L’esempio dei ferrovieri olandesi, propedeutico a questa narrazione, è calzante. Essi sabotarono le principali rotte ferroviarie per rallentare il sistema logistico tedesco. Gli ufficiali della Wehrmacht risposero a modo, centellinando la distribuzione dei beni alimentari e causando artificialmente una carestia. L’invernata tra il 1944 e il 1945 viene ricordata dagli olandesi con un nome specifico: Hongerwinter (lett. Inverno della fame). Fame e disperazione diffusa fecero sì che tanti, pur di non perire di stenti, arrivassero ad ingerire i bulbi di tulipano (potenzialmente tossici). All’Aia, per la precisione nell’Ospedale pediatrico Juliana, il dott. Willem Karel Dicke evidenziò un fatto alquanto peculiare: tra tutti i pazienti gli unici a non patire ulteriormente le piaghe della carestia erano i bambini celiaci.

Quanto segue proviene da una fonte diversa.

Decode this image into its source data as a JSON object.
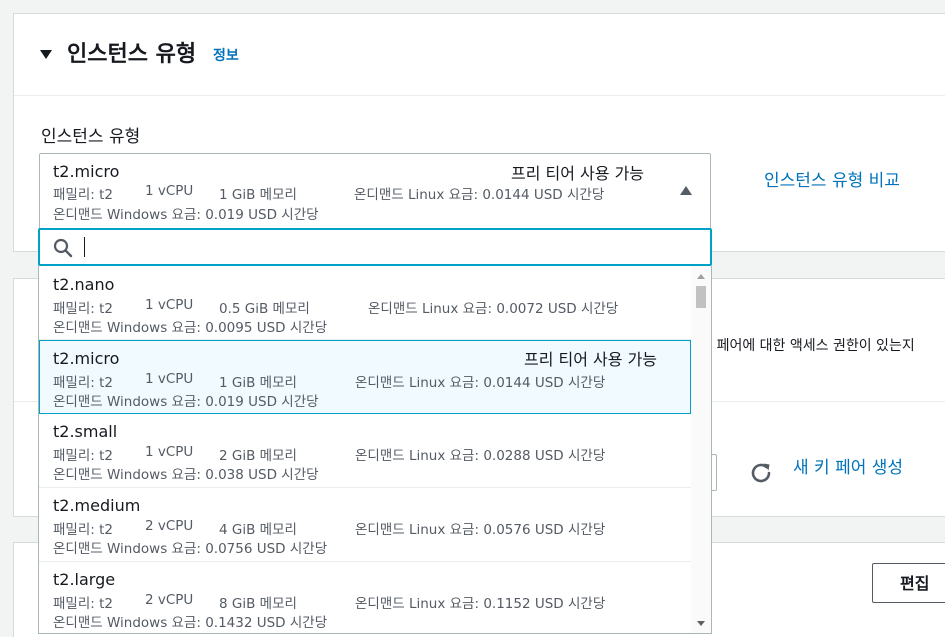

Dicke studiava la celiachia da anni in realtà. E non deve sembrarci strano, perché fino a non molto tempo fa, di questo problema non si sapeva nulla o quasi. Sì, oggi possiamo definire le cause, i sintomi e le cure per chi soffre di celiachia, una malattia genetica autoimmune che comporta una forte insofferenza al glutine, proteina insita nei cereali. Neppure un secolo fa queste cose non si sapevano e Dicke lavorava per colmare suddetto vuoto medico-scientifico. Vero anche che il dottore olandese non fu il primo ad interessarsi del morbo celiaco. Studi – talvolta un po’ approssimativi – andavano avanti dagli ultimi decenni del XIX secolo (anche se il problema venne scoperto nel II secolo d.C.). Willem Karel Dicke fu uno dei tanti a volerci vedere chiaro, certamente uno dei più perspicaci.

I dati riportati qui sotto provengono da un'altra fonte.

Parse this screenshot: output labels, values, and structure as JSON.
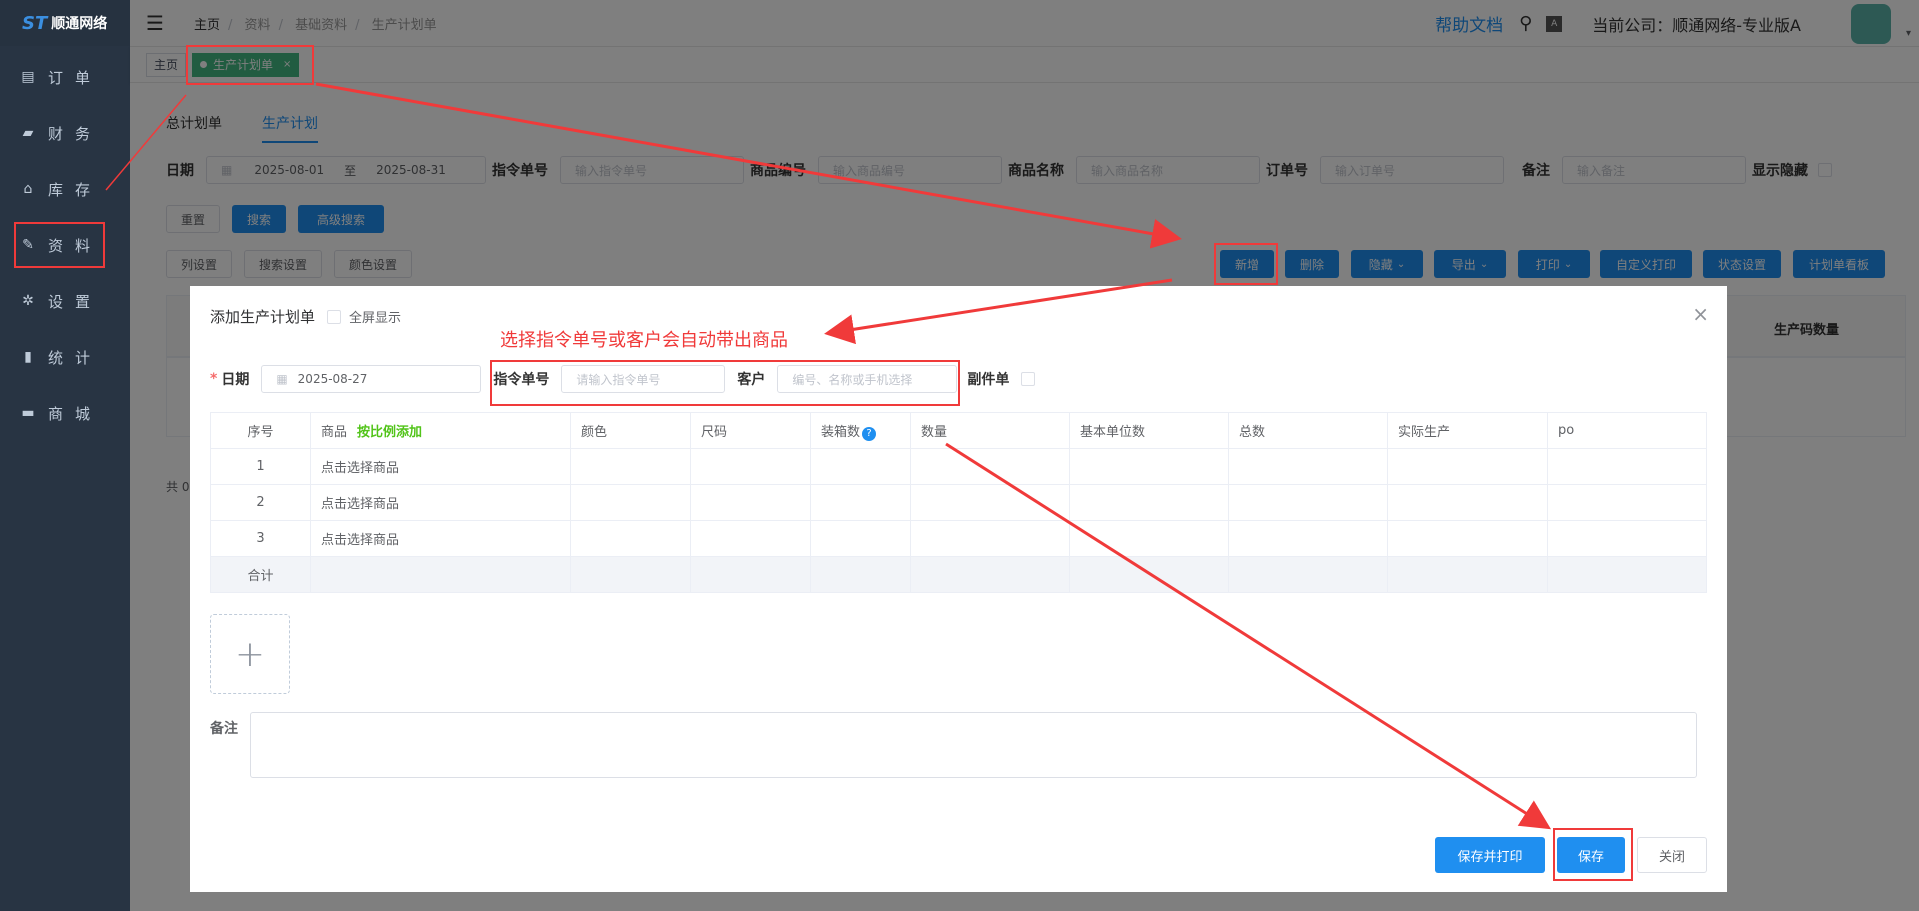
{
  "sidebar": {
    "logo": "顺通网络",
    "items": [
      {
        "label": "订单",
        "icon": "document-icon"
      },
      {
        "label": "财务",
        "icon": "wallet-icon"
      },
      {
        "label": "库存",
        "icon": "home-icon"
      },
      {
        "label": "资料",
        "icon": "edit-icon"
      },
      {
        "label": "设置",
        "icon": "gear-icon"
      },
      {
        "label": "统计",
        "icon": "bar-chart-icon"
      },
      {
        "label": "商城",
        "icon": "store-icon"
      }
    ]
  },
  "header": {
    "breadcrumb": [
      "主页",
      "资料",
      "基础资料",
      "生产计划单"
    ],
    "help": "帮助文档",
    "company": "当前公司：顺通网络-专业版A"
  },
  "tags": {
    "home": "主页",
    "active": "生产计划单"
  },
  "tabs": [
    "总计划单",
    "生产计划"
  ],
  "filter": {
    "date_label": "日期",
    "date_from": "2025-08-01",
    "date_to_sep": "至",
    "date_to": "2025-08-31",
    "order_label": "指令单号",
    "order_ph": "输入指令单号",
    "goods_code_label": "商品编号",
    "goods_code_ph": "输入商品编号",
    "goods_name_label": "商品名称",
    "goods_name_ph": "输入商品名称",
    "order_no_label": "订单号",
    "order_no_ph": "输入订单号",
    "remark_label": "备注",
    "remark_ph": "输入备注",
    "show_hidden": "显示隐藏"
  },
  "buttons": {
    "reset": "重置",
    "search": "搜索",
    "advanced": "高级搜索",
    "col_settings": "列设置",
    "search_settings": "搜索设置",
    "color_settings": "颜色设置",
    "add": "新增",
    "delete": "删除",
    "hide": "隐藏",
    "export": "导出",
    "print": "打印",
    "custom_print": "自定义打印",
    "status_settings": "状态设置",
    "board": "计划单看板"
  },
  "bg_table": {
    "col_last": "生产码数量",
    "total_prefix": "共 0"
  },
  "dialog": {
    "title": "添加生产计划单",
    "fullscreen": "全屏显示",
    "date_label": "日期",
    "date_value": "2025-08-27",
    "order_label": "指令单号",
    "order_ph": "请输入指令单号",
    "customer_label": "客户",
    "customer_ph": "编号、名称或手机选择",
    "copy_label": "副件单",
    "columns": [
      "序号",
      "商品",
      "颜色",
      "尺码",
      "装箱数",
      "数量",
      "基本单位数",
      "总数",
      "实际生产",
      "po"
    ],
    "add_ratio": "按比例添加",
    "rows": [
      {
        "no": "1",
        "goods": "点击选择商品"
      },
      {
        "no": "2",
        "goods": "点击选择商品"
      },
      {
        "no": "3",
        "goods": "点击选择商品"
      }
    ],
    "sum_label": "合计",
    "remark_label": "备注",
    "save_print": "保存并打印",
    "save": "保存",
    "close": "关闭"
  },
  "annotation": "选择指令单号或客户会自动带出商品",
  "colors": {
    "primary": "#1f8ff0",
    "annotation": "#f03a3a",
    "sidebar": "#283443",
    "tag_active": "#42b983"
  }
}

Il dottore si convinse sempre di più sulla correlazione tra celiachia e cereali a partire dal 1932. In un primo momento, Dicke constatò come i celiaci soffrissero la somministrazione di una particolare cura servita comunemente con pane e marmellata. In assenza del pane quei malanni non sussistevano. Nel ’36 notò che un ragazzino celiaco in degenza ospedaliera, nutrito con tutto tranne che con derivati cerealicoli, cessò di avere i classici sintomi della malattia (dolori addominali, diarrea cronica, gonfiore, ecc.). Ma una volta dimesso il bambino tornò a star male.

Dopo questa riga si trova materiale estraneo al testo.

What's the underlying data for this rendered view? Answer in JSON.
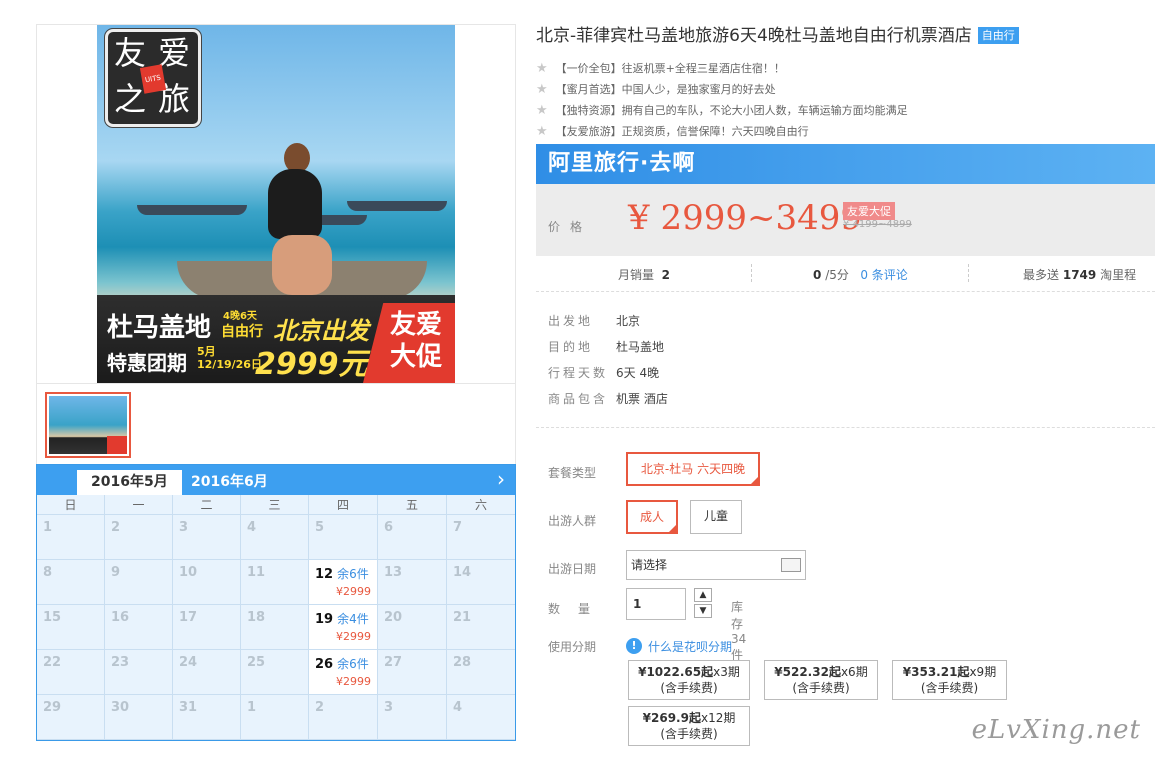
{
  "product": {
    "title": "北京-菲律宾杜马盖地旅游6天4晚杜马盖地自由行机票酒店",
    "badge": "自由行",
    "features": [
      {
        "tag": "【一价全包】",
        "text": "往返机票+全程三星酒店住宿！！"
      },
      {
        "tag": "【蜜月首选】",
        "text": "中国人少，是独家蜜月的好去处"
      },
      {
        "tag": "【独特资源】",
        "text": "拥有自己的车队，不论大小团人数，车辆运输方面均能满足"
      },
      {
        "tag": "【友爱旅游】",
        "text": "正规资质，信誉保障！六天四晚自由行"
      }
    ]
  },
  "image": {
    "logo_chars": [
      "友",
      "爱",
      "之",
      "旅"
    ],
    "logo_sub": "UITS",
    "banner_line1": "杜马盖地",
    "banner_tag": "4晚6天",
    "banner_free": "自由行",
    "banner_depart": "北京出发",
    "banner_line2": "特惠团期",
    "banner_dates": [
      "5月",
      "12/19/26日"
    ],
    "banner_price": "2999元",
    "banner_promo": [
      "友爱",
      "大促"
    ]
  },
  "brand": {
    "name": "阿里旅行·去啊",
    "price_label": "价格",
    "price": "¥ 2999~3499",
    "promo_tag": "友爱大促",
    "old_price": "¥ 4199~4899"
  },
  "stats": {
    "sales_label": "月销量",
    "sales": "2",
    "rating": "0",
    "rating_suffix": "/5分",
    "reviews": "0 条评论",
    "points_label": "最多送",
    "points": "1749",
    "points_suffix": "淘里程"
  },
  "info": [
    {
      "k": "出发地",
      "v": "北京"
    },
    {
      "k": "目的地",
      "v": "杜马盖地"
    },
    {
      "k": "行程天数",
      "v": "6天 4晚"
    },
    {
      "k": "商品包含",
      "v": "机票  酒店"
    }
  ],
  "options": {
    "package_label": "套餐类型",
    "package_value": "北京-杜马 六天四晚",
    "people_label": "出游人群",
    "people_adult": "成人",
    "people_child": "儿童",
    "date_label": "出游日期",
    "date_placeholder": "请选择",
    "qty_label": "数量",
    "qty_value": "1",
    "stock": "库存34 件",
    "installment_label": "使用分期",
    "installment_help": "什么是花呗分期",
    "installments": [
      {
        "amount": "¥1022.65起",
        "period": "x3期",
        "note": "(含手续费)"
      },
      {
        "amount": "¥522.32起",
        "period": "x6期",
        "note": "(含手续费)"
      },
      {
        "amount": "¥353.21起",
        "period": "x9期",
        "note": "(含手续费)"
      },
      {
        "amount": "¥269.9起",
        "period": "x12期",
        "note": "(含手续费)"
      }
    ]
  },
  "calendar": {
    "tabs": [
      "2016年5月",
      "2016年6月"
    ],
    "next": "›",
    "weekdays": [
      "日",
      "一",
      "二",
      "三",
      "四",
      "五",
      "六"
    ],
    "cells": [
      {
        "d": "1"
      },
      {
        "d": "2"
      },
      {
        "d": "3"
      },
      {
        "d": "4"
      },
      {
        "d": "5"
      },
      {
        "d": "6"
      },
      {
        "d": "7"
      },
      {
        "d": "8"
      },
      {
        "d": "9"
      },
      {
        "d": "10"
      },
      {
        "d": "11"
      },
      {
        "d": "12",
        "stock": "余6件",
        "price": "¥2999"
      },
      {
        "d": "13"
      },
      {
        "d": "14"
      },
      {
        "d": "15"
      },
      {
        "d": "16"
      },
      {
        "d": "17"
      },
      {
        "d": "18"
      },
      {
        "d": "19",
        "stock": "余4件",
        "price": "¥2999"
      },
      {
        "d": "20"
      },
      {
        "d": "21"
      },
      {
        "d": "22"
      },
      {
        "d": "23"
      },
      {
        "d": "24"
      },
      {
        "d": "25"
      },
      {
        "d": "26",
        "stock": "余6件",
        "price": "¥2999"
      },
      {
        "d": "27"
      },
      {
        "d": "28"
      },
      {
        "d": "29"
      },
      {
        "d": "30"
      },
      {
        "d": "31"
      },
      {
        "d": "1"
      },
      {
        "d": "2"
      },
      {
        "d": "3"
      },
      {
        "d": "4"
      }
    ]
  },
  "watermark": "eLvXing.net"
}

Durante gli anni dell’occupazione tedesca Karel Dicke evidenziò come il digiuno e l’assenza di alimenti contenenti frumento garantisse ai bambini celiaci una miglior salute, naturalmente se paragonati agli altri pazienti. Una percentuale statistica diede ragione al dottore: durante i cinque anni d’occupazione nazionalsocialista (maggio 1940 – aprile 1945) il tasso di mortalità dei bambini celiaci passò dal 35% a sotto l’1%. Dopo la guerra, quando gli Alleati tornarono a distribuire cibo alla popolazione, chi soffriva di celiachia non poté fare altro che arrendersi ai classici disturbi. Quella fu la prova ufficiosa (ma non ufficiale) per Dicke, che nel 1948 dimostrò l’effettivo nesso tra malattia e glutine, grazie ad un noto esperimento.
A partire dagli anni ’50 la comunità medica mondiale riconobbe la valenza di quegli studi. Addirittura la Società Olandese di Gastroenterologia creò una “medaglia Dicke” con la quale onorare il dottore nel 1962. Fu paventata l’idea di conferirgli il Premio Nobel, ma l’uomo venne a mancare poco prima della cerimonia. Quindi no, nessuno deve ringraziare quell’atto criminoso, semmai si deve rendere omaggio ad un uomo che fece dello studio, l’analisi empirica e della medicina la sua ragion d’essere.